For the purposes of this annex, taking into account Council
decision 2002/811/EC of 3 October 2002 on the indicative
comments to supplement annex VII to
European Parliament and Council Directive 2001/18/EC on the deliberate
release of GMOs into the environment and the
repeal of Council Directive 90/220/EEC.
A. Objectives
The objective of a monitoring plan is to
-confirm that any assumptions regarding the occurrence of risk assessment
and impact of potential adverse effects of the genetically
modified organism or its use is correct, and
-identify the occurrence of adverse effects on
human health or the environment which may arise from the genetic
modified organism or its use, and which are not
anticipated in the risk assessment.
B. General principles
In accordance with the provisions of Chapter 3. 4, 17 and 31-32 §§
Ordinance (2002:1086) concerning releases of genetically modified
organisms in the environment, monitoring take place after the
permission has been granted for the placing on the market of a
genetically modified organism.
The interpretation of the data collected by monitoring should
be made in the light of other existing environmental conditions and
other activities. When changes in the environment are observed,
further assessment should be considered to establish whether they are a
consequence of the GMO or its use
of it, since such changes may be the result of other
environmental factors other than the placing of the genetically modified
the organism on the market.
Experiences and the data collected by monitoring
experimental release of GMOs
can be helpful in the formulation of the monitoring system
to be applied for the placing on the market and which
required to get market products consisting of, or
contains genetically modified organisms.
C. design of the monitoring plan
The monitoring plan should be drawn up in accordance with the following.

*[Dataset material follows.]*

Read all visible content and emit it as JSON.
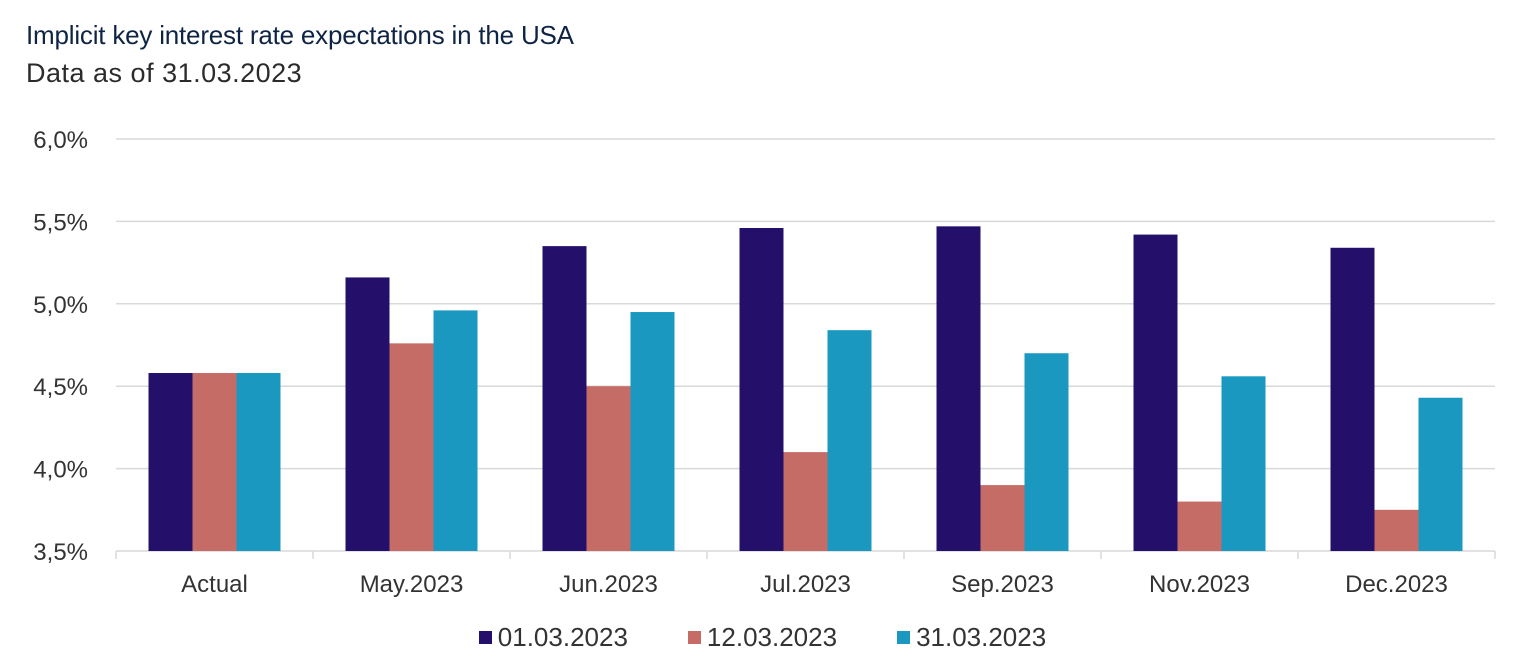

1. The plan should be as detailed as each case requires
with regard to the risk assessment.
2. The plan should be considered genetically modified organism
characteristics, the intended use and scope properties
and the extent of relevant environmental conditions where the
GMO is expected to be released.
3. The plan should incorporate general surveillance for
unforeseen adverse effects and, if necessary, whereas case-specific
monitoring focusing on adverse effects
identified in the risk assessment.
3.1. Whereas case-specific monitoring should be carried out for a sufficient
long time to detect immediate and direct as well as, in
where appropriate, delayed or indirect effects which have
identified in the risk assessment.
3.2. Whereas surveillance could, if appropriate, make use of
already established routine surveillance practices such as
monitoring of agricultural plant species, plant health, veterinary
products or drugs. An explanation should be given of how
relevant information collected through established
routine surveillance practices will be made available to the
the holder of the authorization.
4. The plan should facilitate the systematic observation of
the release of a genetically modified organism within the
receiving environment and the interpretation of these observations with
regard to human health and the environment.

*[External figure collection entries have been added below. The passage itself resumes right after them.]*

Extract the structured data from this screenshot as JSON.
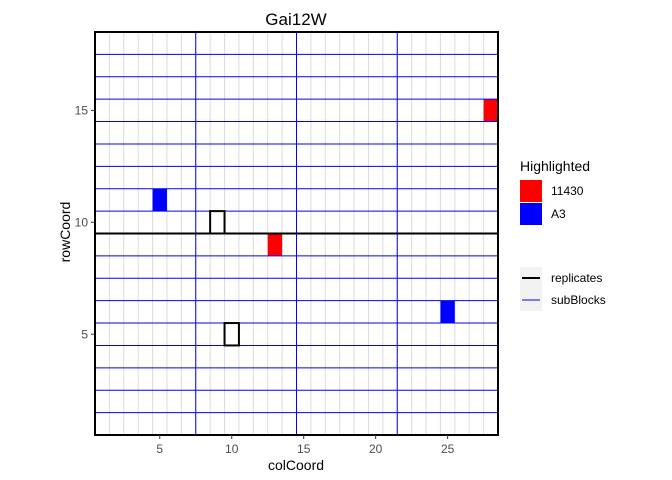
{
  "chart_data": {
    "type": "heatmap",
    "title": "Gai12W",
    "xlabel": "colCoord",
    "ylabel": "rowCoord",
    "xlim": [
      0.5,
      28.5
    ],
    "ylim": [
      0.5,
      18.5
    ],
    "x_ticks": [
      5,
      10,
      15,
      20,
      25
    ],
    "y_ticks": [
      5,
      10,
      15
    ],
    "grid": true,
    "colors": {
      "highlight_11430": "#ff0000",
      "highlight_A3": "#0000ff",
      "replicates": "#000000",
      "subBlocks": "#0000ff",
      "cell_grid": "#dcdcdc"
    },
    "highlighted_cells": [
      {
        "group": "11430",
        "col": 28,
        "row": 15
      },
      {
        "group": "11430",
        "col": 13,
        "row": 9
      },
      {
        "group": "A3",
        "col": 5,
        "row": 11
      },
      {
        "group": "A3",
        "col": 25,
        "row": 6
      }
    ],
    "outlined_cells": [
      {
        "col": 9,
        "row": 10
      },
      {
        "col": 10,
        "row": 5
      }
    ],
    "replicate_boundaries": {
      "rows": [
        9.5
      ],
      "cols": []
    },
    "subblock_boundaries": {
      "rows": [
        1.5,
        2.5,
        3.5,
        4.5,
        5.5,
        6.5,
        7.5,
        8.5,
        10.5,
        11.5,
        12.5,
        13.5,
        14.5,
        15.5,
        16.5,
        17.5
      ],
      "cols": [
        7.5,
        14.5,
        21.5
      ]
    },
    "legend": {
      "placement": "right",
      "highlight_title": "Highlighted",
      "highlight_entries": [
        {
          "label": "11430",
          "color": "#ff0000"
        },
        {
          "label": "A3",
          "color": "#0000ff"
        }
      ],
      "line_entries": [
        {
          "label": "replicates",
          "color": "#000000"
        },
        {
          "label": "subBlocks",
          "color": "#0000ff"
        }
      ]
    }
  }
}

5. The plan should be established who, licence holders or growers,
will carry out the various tasks required by
the monitoring plan and who is responsible for ensuring that the
the monitoring plan shall be drawn up and implemented in an appropriate manner,
and make sure that there are ways to inform
holder and the competent authority of any
observed adverse effects on human health or the environment
(times and intervals for reports on the results of
the monitoring shall be indicated).
6. In the plan should be taken into account the mechanisms to identify and
confirming any observed adverse effects on human
health or the environment. It should make it possible for
the holder of the authorization or, where applicable, the competent
authority to take the necessary measures to
protect human health and the environment.